Members of the Standing Rock Sioux Tribe and their supporters march toward the White House on March 10, 2017. Years of protests paid off this week for the tribe when a federal judge ordered the shutdown of the Dakota Access Pipeline. (Manuel Balce Ceneta/Associated Press)
In another pipeline-related matter, federal judge James Boasberg ordered the Dakota Access Pipeline to shut down for additional environmental review more than three years after it began pumping oil, handing a victory to the Standing Rock Sioux Tribe in South Dakota.
In his order, the judge said he was “mindful of the disruption” that shutting down the pipeline would cause, but it must be done within 30 days.

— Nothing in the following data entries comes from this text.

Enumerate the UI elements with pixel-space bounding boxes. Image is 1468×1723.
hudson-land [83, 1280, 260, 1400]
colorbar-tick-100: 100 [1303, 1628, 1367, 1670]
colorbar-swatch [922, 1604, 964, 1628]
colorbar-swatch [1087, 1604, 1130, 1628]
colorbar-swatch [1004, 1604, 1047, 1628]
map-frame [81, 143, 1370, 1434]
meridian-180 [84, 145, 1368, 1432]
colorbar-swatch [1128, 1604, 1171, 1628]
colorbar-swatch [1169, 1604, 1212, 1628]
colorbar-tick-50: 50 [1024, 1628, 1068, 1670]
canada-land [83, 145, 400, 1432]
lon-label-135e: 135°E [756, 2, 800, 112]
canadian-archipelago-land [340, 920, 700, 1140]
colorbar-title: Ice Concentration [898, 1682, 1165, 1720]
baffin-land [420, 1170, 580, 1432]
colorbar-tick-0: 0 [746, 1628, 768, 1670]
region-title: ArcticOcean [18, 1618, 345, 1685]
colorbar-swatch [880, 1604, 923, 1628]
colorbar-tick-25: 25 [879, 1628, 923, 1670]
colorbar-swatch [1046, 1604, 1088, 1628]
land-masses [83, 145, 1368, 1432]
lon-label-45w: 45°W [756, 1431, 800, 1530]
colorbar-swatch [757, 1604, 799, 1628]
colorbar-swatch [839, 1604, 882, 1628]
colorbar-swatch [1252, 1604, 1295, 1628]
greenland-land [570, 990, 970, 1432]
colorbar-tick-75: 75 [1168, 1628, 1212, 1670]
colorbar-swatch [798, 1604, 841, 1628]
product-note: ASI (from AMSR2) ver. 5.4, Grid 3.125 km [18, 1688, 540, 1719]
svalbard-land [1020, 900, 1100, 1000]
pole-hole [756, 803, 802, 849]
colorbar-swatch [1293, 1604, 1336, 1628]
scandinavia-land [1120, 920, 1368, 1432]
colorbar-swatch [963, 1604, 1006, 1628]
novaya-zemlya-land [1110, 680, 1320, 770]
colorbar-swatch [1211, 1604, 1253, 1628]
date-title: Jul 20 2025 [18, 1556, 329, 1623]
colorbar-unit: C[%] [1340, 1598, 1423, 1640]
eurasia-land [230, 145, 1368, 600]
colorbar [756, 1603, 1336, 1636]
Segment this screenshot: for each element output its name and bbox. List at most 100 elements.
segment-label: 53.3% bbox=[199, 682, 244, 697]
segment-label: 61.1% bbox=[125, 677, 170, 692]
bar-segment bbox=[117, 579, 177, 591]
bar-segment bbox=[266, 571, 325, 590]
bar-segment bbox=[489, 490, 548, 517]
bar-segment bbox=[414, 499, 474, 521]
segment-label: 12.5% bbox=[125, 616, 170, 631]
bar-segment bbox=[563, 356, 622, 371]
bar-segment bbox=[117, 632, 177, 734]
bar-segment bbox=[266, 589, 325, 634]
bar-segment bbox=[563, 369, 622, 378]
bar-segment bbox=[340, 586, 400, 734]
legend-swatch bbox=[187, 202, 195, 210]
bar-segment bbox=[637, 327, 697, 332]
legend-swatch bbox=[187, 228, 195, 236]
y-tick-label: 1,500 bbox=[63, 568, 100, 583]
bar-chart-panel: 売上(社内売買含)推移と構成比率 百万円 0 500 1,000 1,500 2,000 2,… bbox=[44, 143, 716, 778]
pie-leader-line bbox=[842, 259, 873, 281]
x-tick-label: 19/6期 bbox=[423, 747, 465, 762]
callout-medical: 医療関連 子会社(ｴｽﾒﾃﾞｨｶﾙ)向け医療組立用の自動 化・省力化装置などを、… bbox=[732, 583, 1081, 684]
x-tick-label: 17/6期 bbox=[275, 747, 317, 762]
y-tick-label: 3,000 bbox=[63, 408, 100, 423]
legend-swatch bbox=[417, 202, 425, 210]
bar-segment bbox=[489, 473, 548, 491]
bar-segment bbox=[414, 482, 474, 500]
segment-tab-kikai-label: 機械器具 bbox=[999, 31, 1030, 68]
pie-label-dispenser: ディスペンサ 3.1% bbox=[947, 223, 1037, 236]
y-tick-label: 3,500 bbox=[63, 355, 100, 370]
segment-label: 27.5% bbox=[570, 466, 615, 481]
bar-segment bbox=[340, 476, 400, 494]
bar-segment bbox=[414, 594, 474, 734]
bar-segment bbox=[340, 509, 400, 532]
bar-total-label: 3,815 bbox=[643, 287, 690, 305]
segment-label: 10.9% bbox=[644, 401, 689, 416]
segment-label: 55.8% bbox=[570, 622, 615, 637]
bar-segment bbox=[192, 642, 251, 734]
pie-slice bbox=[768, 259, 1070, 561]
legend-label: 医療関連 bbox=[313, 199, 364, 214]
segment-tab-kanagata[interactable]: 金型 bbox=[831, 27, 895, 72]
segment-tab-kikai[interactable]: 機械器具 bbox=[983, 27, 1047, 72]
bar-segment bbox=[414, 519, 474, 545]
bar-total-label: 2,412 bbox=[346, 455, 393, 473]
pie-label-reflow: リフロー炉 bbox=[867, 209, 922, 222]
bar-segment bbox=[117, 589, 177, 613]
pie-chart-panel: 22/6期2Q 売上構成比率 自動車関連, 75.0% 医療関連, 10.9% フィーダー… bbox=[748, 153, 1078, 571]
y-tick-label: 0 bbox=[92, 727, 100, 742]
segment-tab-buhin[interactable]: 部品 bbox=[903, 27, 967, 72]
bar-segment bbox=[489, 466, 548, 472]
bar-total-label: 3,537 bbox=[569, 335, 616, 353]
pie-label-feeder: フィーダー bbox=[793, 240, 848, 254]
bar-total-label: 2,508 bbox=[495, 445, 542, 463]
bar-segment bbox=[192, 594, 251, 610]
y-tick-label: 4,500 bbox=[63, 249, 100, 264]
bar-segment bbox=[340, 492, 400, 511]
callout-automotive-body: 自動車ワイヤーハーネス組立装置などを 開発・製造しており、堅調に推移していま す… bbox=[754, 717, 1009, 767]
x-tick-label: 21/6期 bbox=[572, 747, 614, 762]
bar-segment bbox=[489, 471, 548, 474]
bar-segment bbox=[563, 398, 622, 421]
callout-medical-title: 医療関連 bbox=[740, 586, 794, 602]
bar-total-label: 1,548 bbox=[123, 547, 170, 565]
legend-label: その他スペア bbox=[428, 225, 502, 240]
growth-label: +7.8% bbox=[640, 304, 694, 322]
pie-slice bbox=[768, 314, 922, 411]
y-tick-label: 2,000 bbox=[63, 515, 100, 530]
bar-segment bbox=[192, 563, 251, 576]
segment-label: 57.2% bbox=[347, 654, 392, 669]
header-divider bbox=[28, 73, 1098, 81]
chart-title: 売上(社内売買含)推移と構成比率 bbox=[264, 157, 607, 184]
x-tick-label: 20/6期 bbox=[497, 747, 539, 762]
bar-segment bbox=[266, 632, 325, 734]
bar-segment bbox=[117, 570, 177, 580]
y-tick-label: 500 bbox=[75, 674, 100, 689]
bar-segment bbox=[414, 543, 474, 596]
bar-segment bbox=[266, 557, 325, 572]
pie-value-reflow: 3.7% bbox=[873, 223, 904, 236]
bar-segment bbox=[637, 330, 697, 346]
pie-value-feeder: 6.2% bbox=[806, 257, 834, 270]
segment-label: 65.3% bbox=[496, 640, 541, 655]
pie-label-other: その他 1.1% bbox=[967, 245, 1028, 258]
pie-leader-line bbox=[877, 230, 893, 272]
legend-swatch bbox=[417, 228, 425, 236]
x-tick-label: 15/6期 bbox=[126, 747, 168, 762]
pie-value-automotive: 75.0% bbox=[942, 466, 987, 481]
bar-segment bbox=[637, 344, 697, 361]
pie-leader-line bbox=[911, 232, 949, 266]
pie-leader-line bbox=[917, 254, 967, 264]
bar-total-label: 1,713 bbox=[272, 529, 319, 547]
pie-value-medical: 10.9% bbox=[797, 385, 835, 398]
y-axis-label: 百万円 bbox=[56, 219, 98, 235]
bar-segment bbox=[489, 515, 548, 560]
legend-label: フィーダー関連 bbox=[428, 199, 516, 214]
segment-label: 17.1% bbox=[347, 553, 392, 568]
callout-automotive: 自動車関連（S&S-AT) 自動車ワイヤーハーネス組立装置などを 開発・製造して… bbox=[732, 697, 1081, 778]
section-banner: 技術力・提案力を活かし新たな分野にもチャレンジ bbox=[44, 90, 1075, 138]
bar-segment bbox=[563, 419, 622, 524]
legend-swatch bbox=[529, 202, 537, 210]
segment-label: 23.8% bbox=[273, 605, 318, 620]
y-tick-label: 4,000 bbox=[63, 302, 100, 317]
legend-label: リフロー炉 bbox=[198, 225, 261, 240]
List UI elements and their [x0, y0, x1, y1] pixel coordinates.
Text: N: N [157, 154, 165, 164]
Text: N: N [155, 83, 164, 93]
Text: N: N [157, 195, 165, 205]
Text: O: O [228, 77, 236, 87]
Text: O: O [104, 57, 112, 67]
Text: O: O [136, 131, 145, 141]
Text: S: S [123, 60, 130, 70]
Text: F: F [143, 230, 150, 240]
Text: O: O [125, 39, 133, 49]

The pipeline owner, Energy Transfer Partners of Dallas, says it plans to ask a court to halt the order and will seek an expedited appeal.
Oil industry analyst Phil Flynn told Transport Topics he’s worried shutting down the pipelines could reduce domestic energy production in the long run.
“By shutting down these pipelines, you’re also going to hurt further the U.S. shale industry, which is already struggling because of COVID-19,” he said. “It’s going to also reduce our energy security because we’ll be more reliant on foreign actors for our energy. It’s also going to lead to the loss of more jobs and more bankruptcies in the shale industry.”